Die Bewilligung der Verfahrenshilfe knüpft daran an, dass eine solche infolge Art. 6 EMRK bzw. Art. 47 GRC geboten ist (vgl. § 8a Abs. 1 VwGVG).
Nach der Lage des Falles kommt gegenständlich nur die Teilverfahrenshilfe im Umfang der Befreiung von der für eine Beschwerde gemäß § 14 Tarifpost 6 Abs. 5 Z 1 lit. b GebührenG 1957 iVm § 1 und § 2 Abs. 1 BuLVwG-EGebV zu entrichtenden Pauschalgebühr in Betracht. Aus § 8a Abs. 8 VwGVG, wonach die Bestellung eines Rechtsanwalts zum Vertreter mit dem Einschreiten eines Bevollmächtigten erlischt, ergibt sich nämlich, dass die Beigebung eines Rechtsanwaltes jedenfalls dann nicht erforderlich sein kann, wenn die Beschwerde – wie im vorliegenden Fall – bereits von einem Bevollmächtigten des Beschuldigten eingebracht wurde (vgl. Eder/Martschin/Schmid, Das Verfahrensrecht der Verwaltungsgerichte, 2013, § 40 VwGVG K 7 zur § 8a Abs. 8 VwGVG entsprechenden Regelung des § 40 Abs. 5 leg.cit. idF BGBl. I Nr. 33/2013).

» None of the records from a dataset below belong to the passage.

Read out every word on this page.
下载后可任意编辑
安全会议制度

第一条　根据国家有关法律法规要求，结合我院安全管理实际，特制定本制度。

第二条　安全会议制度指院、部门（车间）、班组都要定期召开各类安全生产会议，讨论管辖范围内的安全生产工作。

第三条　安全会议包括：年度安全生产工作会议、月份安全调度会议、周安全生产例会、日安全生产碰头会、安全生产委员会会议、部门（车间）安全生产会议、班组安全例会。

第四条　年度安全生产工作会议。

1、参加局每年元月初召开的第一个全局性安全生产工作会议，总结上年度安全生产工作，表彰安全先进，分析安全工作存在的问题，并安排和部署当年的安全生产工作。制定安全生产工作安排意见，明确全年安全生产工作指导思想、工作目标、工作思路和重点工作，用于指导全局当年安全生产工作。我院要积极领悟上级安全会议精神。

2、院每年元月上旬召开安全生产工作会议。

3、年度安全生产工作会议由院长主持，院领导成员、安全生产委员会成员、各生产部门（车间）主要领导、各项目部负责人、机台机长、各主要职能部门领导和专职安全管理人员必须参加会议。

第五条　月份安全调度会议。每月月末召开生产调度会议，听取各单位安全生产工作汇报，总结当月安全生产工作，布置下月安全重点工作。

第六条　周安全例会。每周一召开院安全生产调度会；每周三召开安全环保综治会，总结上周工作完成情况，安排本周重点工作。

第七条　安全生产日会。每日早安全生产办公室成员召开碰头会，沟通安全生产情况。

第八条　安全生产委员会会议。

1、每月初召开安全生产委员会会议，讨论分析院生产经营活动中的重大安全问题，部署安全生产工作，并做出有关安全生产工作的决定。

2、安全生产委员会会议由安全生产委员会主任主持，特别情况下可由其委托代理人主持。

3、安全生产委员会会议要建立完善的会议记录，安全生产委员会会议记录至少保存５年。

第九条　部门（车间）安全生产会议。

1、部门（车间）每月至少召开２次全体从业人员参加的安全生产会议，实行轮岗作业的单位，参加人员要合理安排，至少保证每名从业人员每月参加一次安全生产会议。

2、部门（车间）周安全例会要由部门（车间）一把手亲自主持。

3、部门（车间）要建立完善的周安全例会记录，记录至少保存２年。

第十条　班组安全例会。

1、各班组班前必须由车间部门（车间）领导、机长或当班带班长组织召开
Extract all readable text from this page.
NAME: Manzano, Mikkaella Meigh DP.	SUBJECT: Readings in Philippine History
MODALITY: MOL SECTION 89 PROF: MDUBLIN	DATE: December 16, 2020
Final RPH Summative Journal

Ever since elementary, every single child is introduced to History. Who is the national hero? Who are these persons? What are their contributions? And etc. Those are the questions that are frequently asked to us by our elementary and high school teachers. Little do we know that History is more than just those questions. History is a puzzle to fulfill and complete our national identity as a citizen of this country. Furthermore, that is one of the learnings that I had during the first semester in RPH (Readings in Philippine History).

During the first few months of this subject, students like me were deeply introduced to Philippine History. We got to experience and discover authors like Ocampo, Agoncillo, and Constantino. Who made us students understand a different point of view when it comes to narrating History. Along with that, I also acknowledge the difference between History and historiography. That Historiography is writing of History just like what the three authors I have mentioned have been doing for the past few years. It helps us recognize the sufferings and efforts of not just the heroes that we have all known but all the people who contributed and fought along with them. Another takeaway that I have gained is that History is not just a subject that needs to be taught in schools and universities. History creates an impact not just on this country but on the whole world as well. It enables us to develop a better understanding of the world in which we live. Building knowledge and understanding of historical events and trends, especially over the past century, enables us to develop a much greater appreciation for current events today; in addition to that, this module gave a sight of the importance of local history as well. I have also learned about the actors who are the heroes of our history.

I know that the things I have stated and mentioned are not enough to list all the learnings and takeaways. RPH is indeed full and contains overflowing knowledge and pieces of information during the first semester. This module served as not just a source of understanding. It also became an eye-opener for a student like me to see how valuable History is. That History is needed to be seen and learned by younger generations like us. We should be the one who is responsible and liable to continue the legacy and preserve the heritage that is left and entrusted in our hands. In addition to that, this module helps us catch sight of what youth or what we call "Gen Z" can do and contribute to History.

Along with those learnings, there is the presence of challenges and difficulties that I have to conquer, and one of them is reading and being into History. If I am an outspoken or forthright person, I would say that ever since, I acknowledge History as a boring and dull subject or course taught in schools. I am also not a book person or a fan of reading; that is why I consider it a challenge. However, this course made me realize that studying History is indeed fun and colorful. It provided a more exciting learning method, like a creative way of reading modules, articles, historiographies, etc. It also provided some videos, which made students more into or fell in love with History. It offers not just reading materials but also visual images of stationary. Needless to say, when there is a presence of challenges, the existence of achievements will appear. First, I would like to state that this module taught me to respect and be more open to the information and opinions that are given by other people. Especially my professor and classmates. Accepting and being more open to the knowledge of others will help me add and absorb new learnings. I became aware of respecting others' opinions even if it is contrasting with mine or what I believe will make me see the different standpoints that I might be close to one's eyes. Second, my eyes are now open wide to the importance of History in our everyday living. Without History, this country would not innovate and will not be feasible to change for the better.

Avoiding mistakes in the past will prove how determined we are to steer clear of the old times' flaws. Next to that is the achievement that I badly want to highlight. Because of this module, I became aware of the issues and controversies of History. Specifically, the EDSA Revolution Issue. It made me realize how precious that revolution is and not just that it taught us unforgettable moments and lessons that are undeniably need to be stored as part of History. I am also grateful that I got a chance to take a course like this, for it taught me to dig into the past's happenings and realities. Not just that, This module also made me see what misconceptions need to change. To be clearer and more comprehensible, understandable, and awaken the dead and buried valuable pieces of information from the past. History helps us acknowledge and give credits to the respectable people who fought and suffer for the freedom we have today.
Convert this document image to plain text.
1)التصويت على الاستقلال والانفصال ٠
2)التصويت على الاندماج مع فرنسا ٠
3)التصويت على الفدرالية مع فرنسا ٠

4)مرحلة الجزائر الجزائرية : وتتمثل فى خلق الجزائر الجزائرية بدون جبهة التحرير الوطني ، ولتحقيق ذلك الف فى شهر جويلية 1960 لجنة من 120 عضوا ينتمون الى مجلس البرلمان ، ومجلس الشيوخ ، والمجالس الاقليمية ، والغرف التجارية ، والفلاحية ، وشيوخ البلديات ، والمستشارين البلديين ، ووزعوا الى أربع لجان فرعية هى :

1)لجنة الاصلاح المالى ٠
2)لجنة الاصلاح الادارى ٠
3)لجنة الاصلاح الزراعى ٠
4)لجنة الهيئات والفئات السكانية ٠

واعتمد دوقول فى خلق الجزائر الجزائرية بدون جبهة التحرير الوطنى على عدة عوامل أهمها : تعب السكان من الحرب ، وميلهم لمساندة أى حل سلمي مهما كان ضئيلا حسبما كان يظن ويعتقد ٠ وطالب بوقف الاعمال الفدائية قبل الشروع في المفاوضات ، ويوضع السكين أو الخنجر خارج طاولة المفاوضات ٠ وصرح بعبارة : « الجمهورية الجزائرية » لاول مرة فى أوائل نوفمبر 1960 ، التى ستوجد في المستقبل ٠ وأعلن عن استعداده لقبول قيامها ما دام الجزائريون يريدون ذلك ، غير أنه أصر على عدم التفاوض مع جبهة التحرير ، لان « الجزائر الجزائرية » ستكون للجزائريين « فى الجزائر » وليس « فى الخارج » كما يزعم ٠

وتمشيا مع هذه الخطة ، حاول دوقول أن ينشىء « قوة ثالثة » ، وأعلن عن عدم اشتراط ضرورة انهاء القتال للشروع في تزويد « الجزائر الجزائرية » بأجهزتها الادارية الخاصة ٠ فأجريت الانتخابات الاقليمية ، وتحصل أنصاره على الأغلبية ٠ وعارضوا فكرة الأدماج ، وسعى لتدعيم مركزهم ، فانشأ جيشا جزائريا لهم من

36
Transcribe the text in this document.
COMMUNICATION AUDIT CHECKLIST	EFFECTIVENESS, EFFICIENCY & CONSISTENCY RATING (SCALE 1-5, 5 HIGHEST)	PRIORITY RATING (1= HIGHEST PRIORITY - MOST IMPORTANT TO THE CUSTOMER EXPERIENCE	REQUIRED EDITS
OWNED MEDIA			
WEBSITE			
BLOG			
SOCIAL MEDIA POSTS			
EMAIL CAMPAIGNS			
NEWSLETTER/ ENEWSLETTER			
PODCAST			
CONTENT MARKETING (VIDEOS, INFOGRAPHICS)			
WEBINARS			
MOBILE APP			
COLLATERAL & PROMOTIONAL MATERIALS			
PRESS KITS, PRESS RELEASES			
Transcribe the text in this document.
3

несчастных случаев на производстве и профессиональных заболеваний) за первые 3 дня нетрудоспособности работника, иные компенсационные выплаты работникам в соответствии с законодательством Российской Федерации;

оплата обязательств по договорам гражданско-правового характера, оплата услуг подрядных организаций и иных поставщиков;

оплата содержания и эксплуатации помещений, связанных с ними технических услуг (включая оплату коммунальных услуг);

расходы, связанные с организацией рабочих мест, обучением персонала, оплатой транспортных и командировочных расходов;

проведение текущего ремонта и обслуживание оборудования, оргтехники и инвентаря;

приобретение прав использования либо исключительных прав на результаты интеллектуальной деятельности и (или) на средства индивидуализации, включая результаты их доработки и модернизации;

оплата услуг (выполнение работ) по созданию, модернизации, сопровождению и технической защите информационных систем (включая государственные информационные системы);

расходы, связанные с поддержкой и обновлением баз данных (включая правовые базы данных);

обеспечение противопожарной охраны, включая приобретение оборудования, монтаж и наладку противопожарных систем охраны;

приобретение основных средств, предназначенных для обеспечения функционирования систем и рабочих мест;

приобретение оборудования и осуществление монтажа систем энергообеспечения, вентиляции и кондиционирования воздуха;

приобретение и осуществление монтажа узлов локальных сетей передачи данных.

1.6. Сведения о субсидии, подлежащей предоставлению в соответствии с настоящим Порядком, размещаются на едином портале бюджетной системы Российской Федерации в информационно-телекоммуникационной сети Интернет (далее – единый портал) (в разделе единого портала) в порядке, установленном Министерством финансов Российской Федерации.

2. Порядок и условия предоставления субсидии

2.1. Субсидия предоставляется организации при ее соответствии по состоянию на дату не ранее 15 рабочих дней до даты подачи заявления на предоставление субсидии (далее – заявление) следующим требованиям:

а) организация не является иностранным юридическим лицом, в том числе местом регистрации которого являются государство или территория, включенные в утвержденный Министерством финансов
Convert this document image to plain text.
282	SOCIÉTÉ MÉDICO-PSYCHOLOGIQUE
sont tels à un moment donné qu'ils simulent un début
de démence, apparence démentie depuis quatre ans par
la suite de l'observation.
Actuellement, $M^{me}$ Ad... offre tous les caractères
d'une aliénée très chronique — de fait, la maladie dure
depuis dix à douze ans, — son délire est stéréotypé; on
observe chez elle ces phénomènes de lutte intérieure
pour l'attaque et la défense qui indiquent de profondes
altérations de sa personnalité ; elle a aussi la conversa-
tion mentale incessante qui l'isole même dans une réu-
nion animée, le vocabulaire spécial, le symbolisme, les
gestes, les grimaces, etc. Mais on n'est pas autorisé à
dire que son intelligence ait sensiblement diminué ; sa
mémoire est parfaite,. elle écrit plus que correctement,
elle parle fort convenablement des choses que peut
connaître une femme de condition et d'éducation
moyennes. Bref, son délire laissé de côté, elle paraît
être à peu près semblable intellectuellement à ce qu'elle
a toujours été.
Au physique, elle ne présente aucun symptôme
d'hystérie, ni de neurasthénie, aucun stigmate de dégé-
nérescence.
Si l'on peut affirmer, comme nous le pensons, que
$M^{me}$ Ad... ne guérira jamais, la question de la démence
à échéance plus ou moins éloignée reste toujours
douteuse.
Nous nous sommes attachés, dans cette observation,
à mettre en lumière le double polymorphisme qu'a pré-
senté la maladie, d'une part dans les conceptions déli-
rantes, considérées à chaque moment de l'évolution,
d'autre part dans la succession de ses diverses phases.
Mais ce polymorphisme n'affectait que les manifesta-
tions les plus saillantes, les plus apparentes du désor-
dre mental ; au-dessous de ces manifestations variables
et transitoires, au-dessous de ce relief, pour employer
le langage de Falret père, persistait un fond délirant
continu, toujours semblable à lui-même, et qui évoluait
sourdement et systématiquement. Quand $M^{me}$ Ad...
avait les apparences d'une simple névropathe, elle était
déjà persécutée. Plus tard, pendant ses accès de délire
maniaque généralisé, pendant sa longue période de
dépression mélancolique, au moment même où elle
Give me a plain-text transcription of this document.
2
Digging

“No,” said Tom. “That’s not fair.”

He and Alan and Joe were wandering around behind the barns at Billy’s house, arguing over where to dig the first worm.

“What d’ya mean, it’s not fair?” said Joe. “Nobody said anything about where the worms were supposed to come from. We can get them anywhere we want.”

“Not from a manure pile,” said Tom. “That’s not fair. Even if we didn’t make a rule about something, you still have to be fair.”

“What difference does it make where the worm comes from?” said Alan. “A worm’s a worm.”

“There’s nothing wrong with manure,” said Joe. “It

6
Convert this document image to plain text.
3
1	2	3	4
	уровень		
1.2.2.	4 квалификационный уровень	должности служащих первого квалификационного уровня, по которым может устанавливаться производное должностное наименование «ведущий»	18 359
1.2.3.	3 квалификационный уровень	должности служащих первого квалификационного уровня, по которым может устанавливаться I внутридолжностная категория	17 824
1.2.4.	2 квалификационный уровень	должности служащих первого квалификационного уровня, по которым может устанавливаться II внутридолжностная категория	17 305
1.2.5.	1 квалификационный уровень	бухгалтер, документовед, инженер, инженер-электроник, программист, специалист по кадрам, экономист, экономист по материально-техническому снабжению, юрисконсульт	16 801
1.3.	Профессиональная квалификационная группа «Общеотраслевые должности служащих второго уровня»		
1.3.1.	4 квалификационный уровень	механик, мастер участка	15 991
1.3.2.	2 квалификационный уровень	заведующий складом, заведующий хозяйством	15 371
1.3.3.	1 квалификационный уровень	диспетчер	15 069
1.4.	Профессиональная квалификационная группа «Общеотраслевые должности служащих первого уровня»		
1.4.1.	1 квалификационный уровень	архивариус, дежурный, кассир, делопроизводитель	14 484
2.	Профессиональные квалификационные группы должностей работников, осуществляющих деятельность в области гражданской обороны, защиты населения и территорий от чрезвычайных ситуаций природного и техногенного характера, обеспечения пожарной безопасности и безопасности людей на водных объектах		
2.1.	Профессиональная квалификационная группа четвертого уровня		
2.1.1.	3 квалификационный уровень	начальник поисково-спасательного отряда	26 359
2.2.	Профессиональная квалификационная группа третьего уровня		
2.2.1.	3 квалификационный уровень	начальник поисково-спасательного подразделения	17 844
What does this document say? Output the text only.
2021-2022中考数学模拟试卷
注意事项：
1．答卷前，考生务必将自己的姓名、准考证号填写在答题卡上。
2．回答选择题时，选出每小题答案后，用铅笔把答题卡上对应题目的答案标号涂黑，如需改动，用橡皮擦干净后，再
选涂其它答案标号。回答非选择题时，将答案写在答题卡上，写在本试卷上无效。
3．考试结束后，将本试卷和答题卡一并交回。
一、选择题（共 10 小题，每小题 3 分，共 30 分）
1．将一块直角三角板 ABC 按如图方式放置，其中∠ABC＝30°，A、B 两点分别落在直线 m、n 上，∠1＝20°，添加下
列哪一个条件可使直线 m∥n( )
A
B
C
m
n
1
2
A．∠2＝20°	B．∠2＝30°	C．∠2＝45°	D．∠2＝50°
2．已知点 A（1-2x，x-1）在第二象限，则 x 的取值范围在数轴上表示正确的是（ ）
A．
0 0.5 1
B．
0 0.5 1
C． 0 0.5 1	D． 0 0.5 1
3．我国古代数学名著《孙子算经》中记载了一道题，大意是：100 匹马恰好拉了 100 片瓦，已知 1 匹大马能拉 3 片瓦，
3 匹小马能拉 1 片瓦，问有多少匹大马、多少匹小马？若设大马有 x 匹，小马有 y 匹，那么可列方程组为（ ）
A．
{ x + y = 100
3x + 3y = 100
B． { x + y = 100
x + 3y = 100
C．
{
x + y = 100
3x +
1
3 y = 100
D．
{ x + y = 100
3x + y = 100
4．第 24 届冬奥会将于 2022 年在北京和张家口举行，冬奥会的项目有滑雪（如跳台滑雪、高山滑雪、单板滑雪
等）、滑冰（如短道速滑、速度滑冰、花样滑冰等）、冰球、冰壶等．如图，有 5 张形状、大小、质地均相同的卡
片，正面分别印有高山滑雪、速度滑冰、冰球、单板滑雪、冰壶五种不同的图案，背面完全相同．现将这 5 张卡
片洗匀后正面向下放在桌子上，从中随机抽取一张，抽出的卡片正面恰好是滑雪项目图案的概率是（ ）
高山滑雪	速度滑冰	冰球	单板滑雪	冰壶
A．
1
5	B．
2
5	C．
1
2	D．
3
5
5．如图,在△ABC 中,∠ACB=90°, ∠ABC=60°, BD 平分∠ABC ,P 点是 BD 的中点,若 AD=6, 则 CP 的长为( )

Soweit mit dem Antrag die Beigebung eines Rechtsanwaltes für die mündliche Verhandlung begehrt wurde, war dieser abzuweisen, weil der erkennende Senat von der Durchführung einer mündlichen Verhandlung absah (s. dazu das zu W209 2240648-1 ergangene Erkenntnis des Bundesverwaltungsgerichtes vom heuten Tag).
Was die Zuerkennung der Teilverfahrenshilfe im Umfang der Befreiung von der zu entrichtenden Pauschalgebühr betrifft, ist darauf hinzuweisen, dass der EGMR sowie der VfGH in ihrer Judikatur davon ausgehen, dass nicht in sämtlichen Verfahren, in denen strafrechtliche Anklagen oder civil rights im Sinne Art. 6 EMRK zu behandeln sind, jedenfalls die Bewilligung von Verfahrenshilfe geboten ist. Es hat jeweils eine einzelfallbezogene Beurteilung zu erfolgen, wobei maßgeblich ist, dass der Zugang zum Gericht effektiv gewährleistet sein muss. Diese Voraussetzung liegt etwa dann nicht vor, wenn der Zugang aufgrund erheblicher finanzieller Hürden (die Gebühren, Barauslagen, usw.) im Ergebnis verunmöglicht wird (vgl. Eder/ Martschin/Schmidt, Praxiskommentar zum VwGVG und VwGG, 2017, § 8a VwGVG K6).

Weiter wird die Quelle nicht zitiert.